Ocelli is a Web crawler owned and operated by GlobalSpec ®, the leading specialized search engine and information resource for the engineering community. Ocelli's mission is to find and index web pages for The Engineering Web sm from GlobalSpec, a unique slice of the World Wide Web focusing solely on engineering and technical content.
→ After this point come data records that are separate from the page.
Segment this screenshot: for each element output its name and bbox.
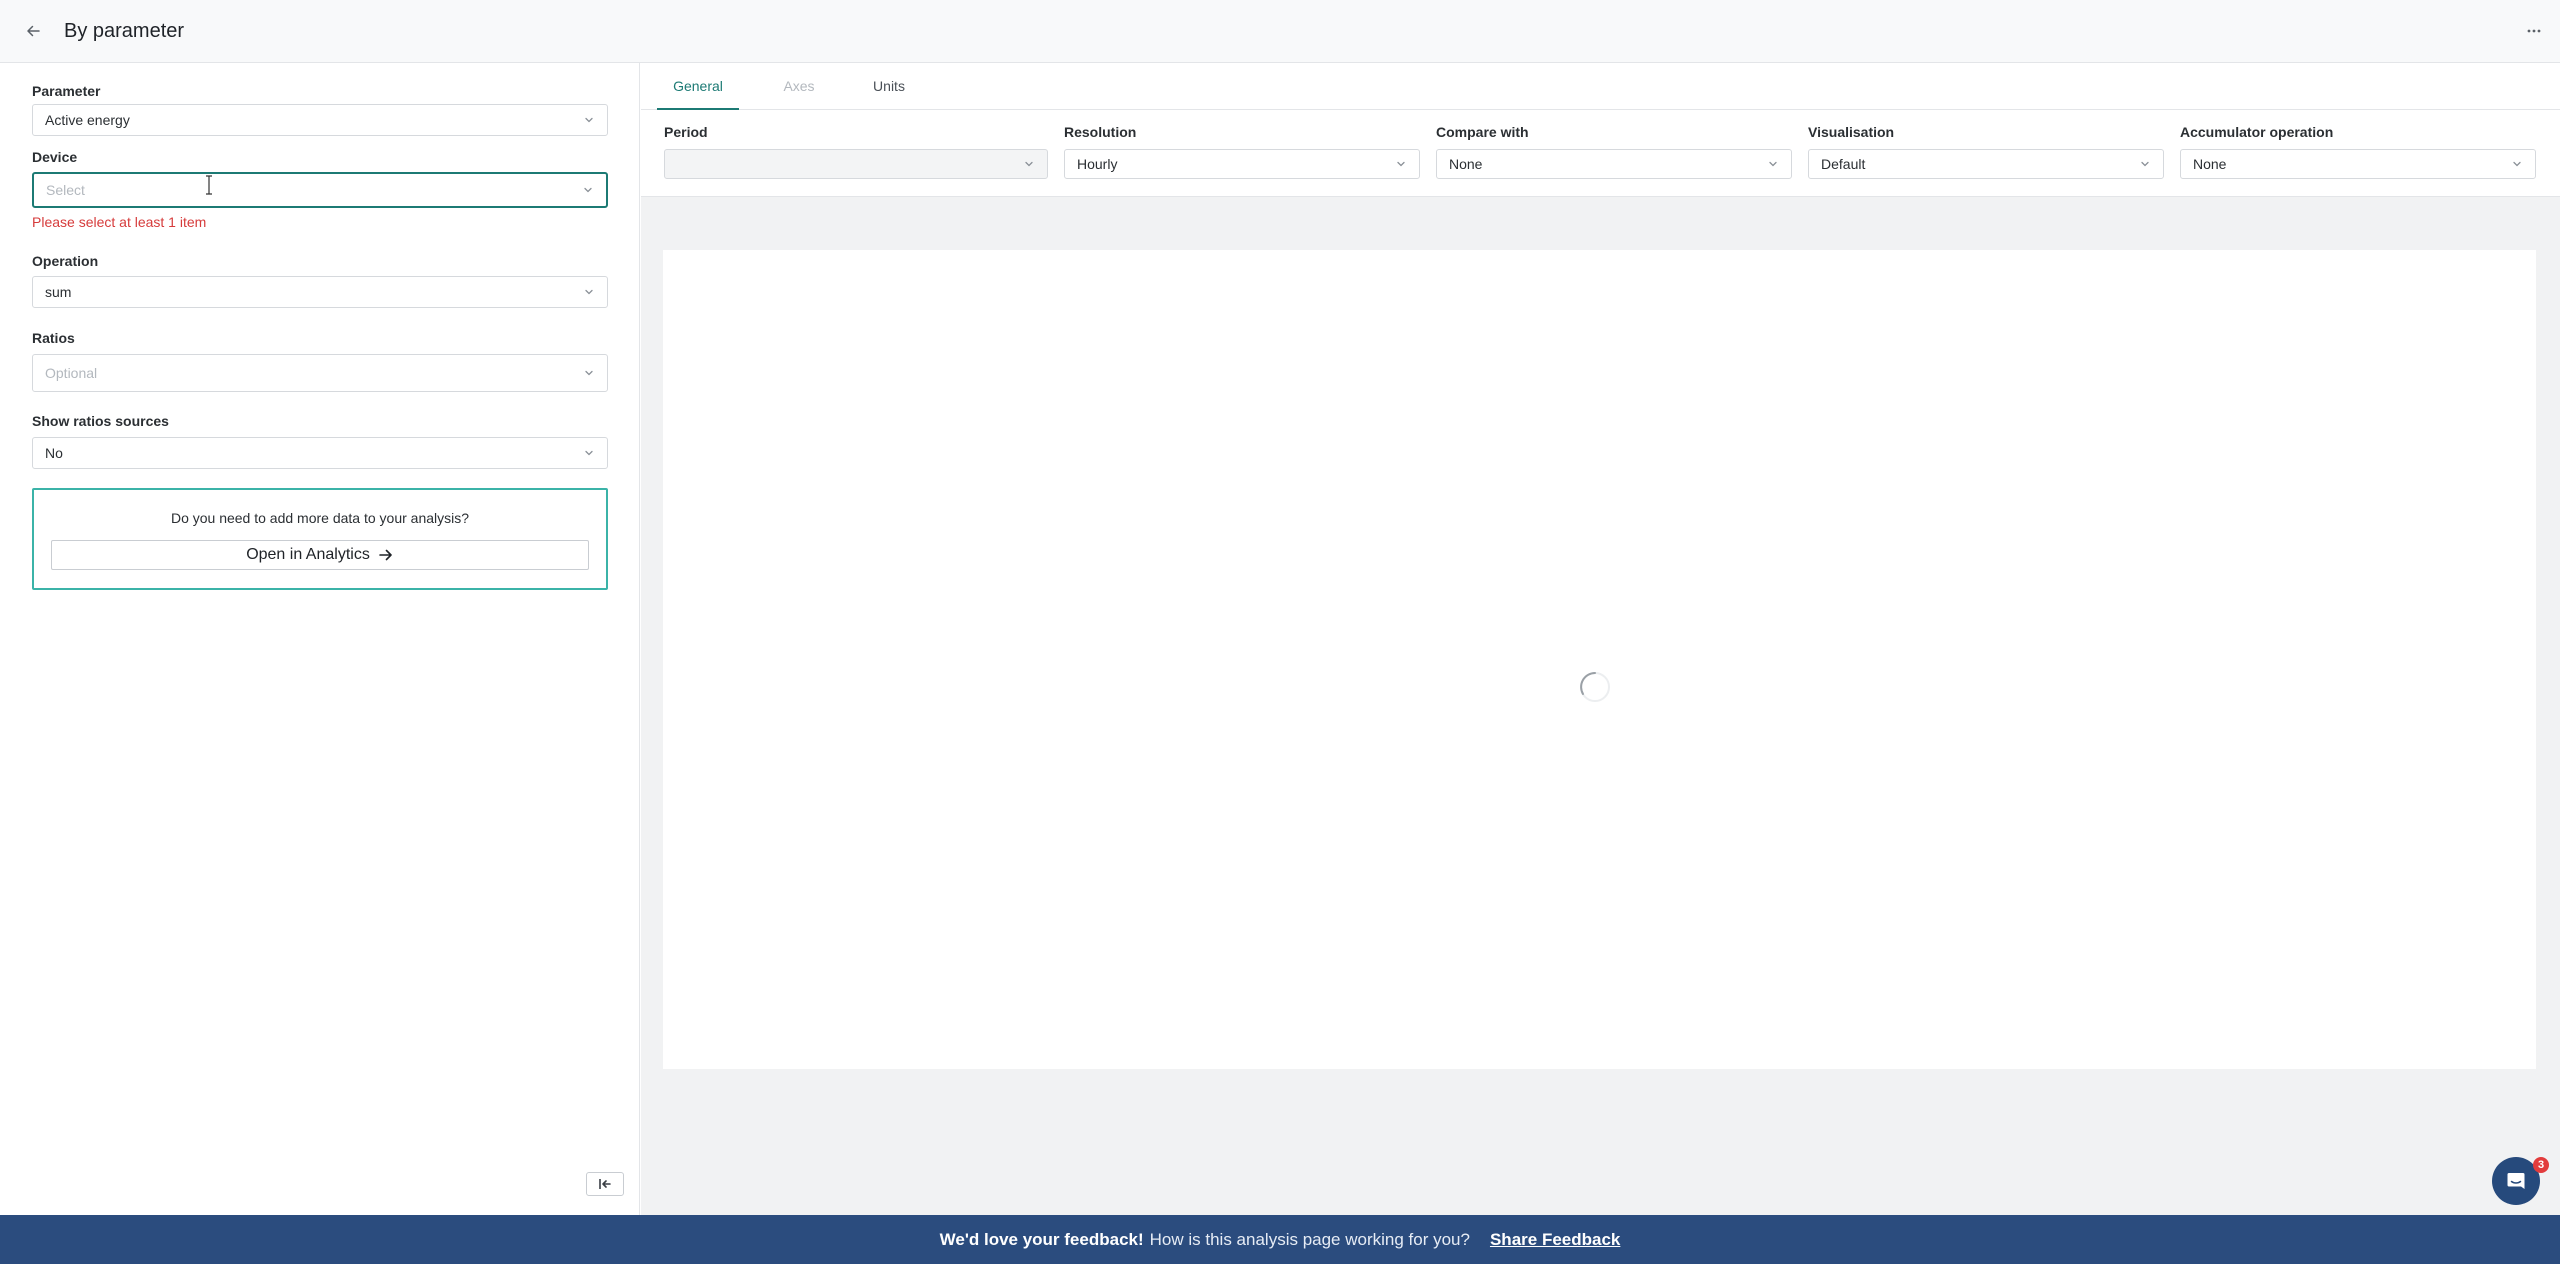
config-sidebar: Parameter Active energy Device Select Pl… bbox=[0, 63, 640, 1215]
ratios-label: Ratios bbox=[32, 330, 75, 346]
analytics-question: Do you need to add more data to your ana… bbox=[170, 510, 470, 526]
visualisation-label: Visualisation bbox=[1808, 124, 1895, 140]
page-header: By parameter bbox=[0, 0, 2560, 63]
chat-bubble-icon bbox=[2507, 1173, 2525, 1189]
chevron-down-icon bbox=[585, 450, 593, 456]
period-select[interactable] bbox=[664, 149, 1048, 179]
device-label: Device bbox=[32, 149, 78, 165]
operation-select[interactable]: sum bbox=[32, 276, 608, 308]
feedback-question: How is this analysis page working for yo… bbox=[1149, 1229, 1470, 1249]
resolution-label: Resolution bbox=[1064, 124, 1137, 140]
operation-value: sum bbox=[45, 284, 72, 300]
chevron-down-icon bbox=[1769, 161, 1777, 167]
device-select[interactable]: Select bbox=[32, 172, 608, 208]
compare-with-value: None bbox=[1449, 156, 1483, 172]
device-error-message: Please select at least 1 item bbox=[32, 214, 207, 230]
feedback-banner: We'd love your feedback! How is this ana… bbox=[0, 1215, 2560, 1264]
period-label: Period bbox=[664, 124, 708, 140]
show-ratios-sources-label: Show ratios sources bbox=[32, 413, 169, 429]
ellipsis-icon bbox=[2527, 29, 2541, 33]
chat-notification-badge: 3 bbox=[2533, 1157, 2549, 1173]
tab-units[interactable]: Units bbox=[859, 63, 919, 110]
visualisation-select[interactable]: Default bbox=[1808, 149, 2164, 179]
back-button[interactable] bbox=[20, 18, 46, 44]
show-ratios-sources-value: No bbox=[45, 445, 63, 461]
accumulator-operation-label: Accumulator operation bbox=[2180, 124, 2334, 140]
collapse-sidebar-button[interactable] bbox=[586, 1172, 624, 1196]
feedback-headline: We'd love your feedback! bbox=[939, 1229, 1144, 1249]
page-title: By parameter bbox=[64, 20, 185, 42]
open-in-analytics-button[interactable]: Open in Analytics bbox=[51, 540, 589, 570]
loading-spinner-icon bbox=[1580, 672, 1610, 702]
show-ratios-sources-select[interactable]: No bbox=[32, 437, 608, 469]
chart-canvas bbox=[663, 250, 2536, 1069]
compare-with-select[interactable]: None bbox=[1436, 149, 1792, 179]
ratios-select[interactable]: Optional bbox=[32, 354, 608, 392]
chevron-down-icon bbox=[2141, 161, 2149, 167]
analysis-panel: General Axes Units Period Resolution Hou… bbox=[641, 63, 2560, 1215]
resolution-select[interactable]: Hourly bbox=[1064, 149, 1420, 179]
tab-general[interactable]: General bbox=[657, 63, 739, 110]
open-in-analytics-label: Open in Analytics bbox=[246, 546, 370, 563]
device-placeholder: Select bbox=[46, 182, 85, 198]
collapse-left-icon bbox=[599, 1179, 611, 1189]
resolution-value: Hourly bbox=[1077, 156, 1118, 172]
parameter-select[interactable]: Active energy bbox=[32, 104, 608, 136]
share-feedback-link[interactable]: Share Feedback bbox=[1490, 1230, 1620, 1250]
parameter-value: Active energy bbox=[45, 112, 130, 128]
accumulator-operation-value: None bbox=[2193, 156, 2227, 172]
arrow-right-icon bbox=[379, 549, 392, 561]
chevron-down-icon bbox=[2513, 161, 2521, 167]
chevron-down-icon bbox=[584, 187, 592, 193]
ratios-placeholder: Optional bbox=[45, 365, 98, 381]
parameter-label: Parameter bbox=[32, 83, 101, 99]
chevron-down-icon bbox=[585, 289, 593, 295]
more-options-button[interactable] bbox=[2520, 18, 2548, 44]
chevron-down-icon bbox=[1397, 161, 1405, 167]
arrow-left-icon bbox=[27, 25, 40, 37]
chevron-down-icon bbox=[1025, 161, 1033, 167]
text-cursor-icon bbox=[206, 175, 212, 195]
accumulator-operation-select[interactable]: None bbox=[2180, 149, 2536, 179]
operation-label: Operation bbox=[32, 253, 99, 269]
analytics-callout: Do you need to add more data to your ana… bbox=[32, 488, 608, 590]
tab-axes[interactable]: Axes bbox=[771, 63, 827, 110]
chevron-down-icon bbox=[585, 117, 593, 123]
filters-bar: Period Resolution Hourly Compare with No… bbox=[641, 110, 2560, 197]
tab-bar: General Axes Units bbox=[641, 63, 2560, 110]
chevron-down-icon bbox=[585, 370, 593, 376]
compare-with-label: Compare with bbox=[1436, 124, 1529, 140]
visualisation-value: Default bbox=[1821, 156, 1866, 172]
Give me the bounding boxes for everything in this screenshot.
GlobalSpec respects your Web site and your ability to control how it is used. Ocelli implements:

  • Robots.txt exclusion protocol, allowing Webmasters to control what portions of their Web sites are visited by a crawler (User-agent: Ocelli)
  • HTML Robots META tags, allowing precise page-level control over whether robots may index pages and / or follow links from pages
  • Webmaster selectable crawl delays, to control page download frequency

By default, Ocelli introduces a 2.5 second delay between the end of one page download and the start of the next. If this places a burden on your Web site, please use the feedback form to request a longer delay for your site.

Feedback

Please send us your feedback about Ocelli.

Frequently Asked Questions

  1. Why is Ocelli crawling my Web site if it has no engineering content?
    Probably because your website is being pointed to by some engineering websites. If Ocelli finds no engineering content on your website, it will not return.

  2. How can I keep Ocelli from spidering my Web site?

    Through robots.txt exclusion protocol and/or HTML robots META tags. Alternatively, you may use our feedback form to request that GlobalSpec stop crawling your Web site. To restrict Ocelli from crawling your entire website:

    User-agent: Ocelli
    Disallow: /

    To restrict Ocelli from crawling any pages beginning with http://yoursite/private:

    User-agent: Ocelli
    Disallow: /private


  3. Does Ocelli support pattern matching in Robots.txt files?

    Yes, Ocelli does support some pattern matching in Robots.txt files. This is an extension of the Robots.txt exclusion standard, so not all bots may follow it.

    • '*' will match any sequence of characters
    • '$' indicates the end of an URL string

    To restrict Ocelli from crawling any dynamic page (containing the '?' character):

    User-agent: Ocelli
    Disallow: /*?

    To restrist Ocelli from requesting any PDF documents (ending in .pdf):

    User-agent: Ocelli
    Disallow: /*.pdf$


  4. Ocelli is downloading too many pages from my Web site, too quickly. How can I control this?

    You can specify how quickly Ocelli downloads pages from your website using the Crawl-Delay instruction in robots.txt (see the next FAQ item for more information) or you may use the feedback form to request a suitable crawl delay in seconds.


  5. Does Ocelli obey the Crawl-Delay instruction in robots.txt?

    Yes. An entry in robots.txt similar to the example below would instruct Ocelli to wait twenty seconds between each hit to your website.

    User-agent: Ocelli
    Crawl-delay: 20


  6. Why is your crawler requesting URLs that don't exist on my website?

    Ocelli will follow links to pages on your website. If Ocelli is attempting to crawl pages that don't exist, there may be outdated links on your website or an external website that need updating. If you believe Ocelli is erroneously downloading content, please use the feedback form to notify us of a problem, including relevant URL and/or log information.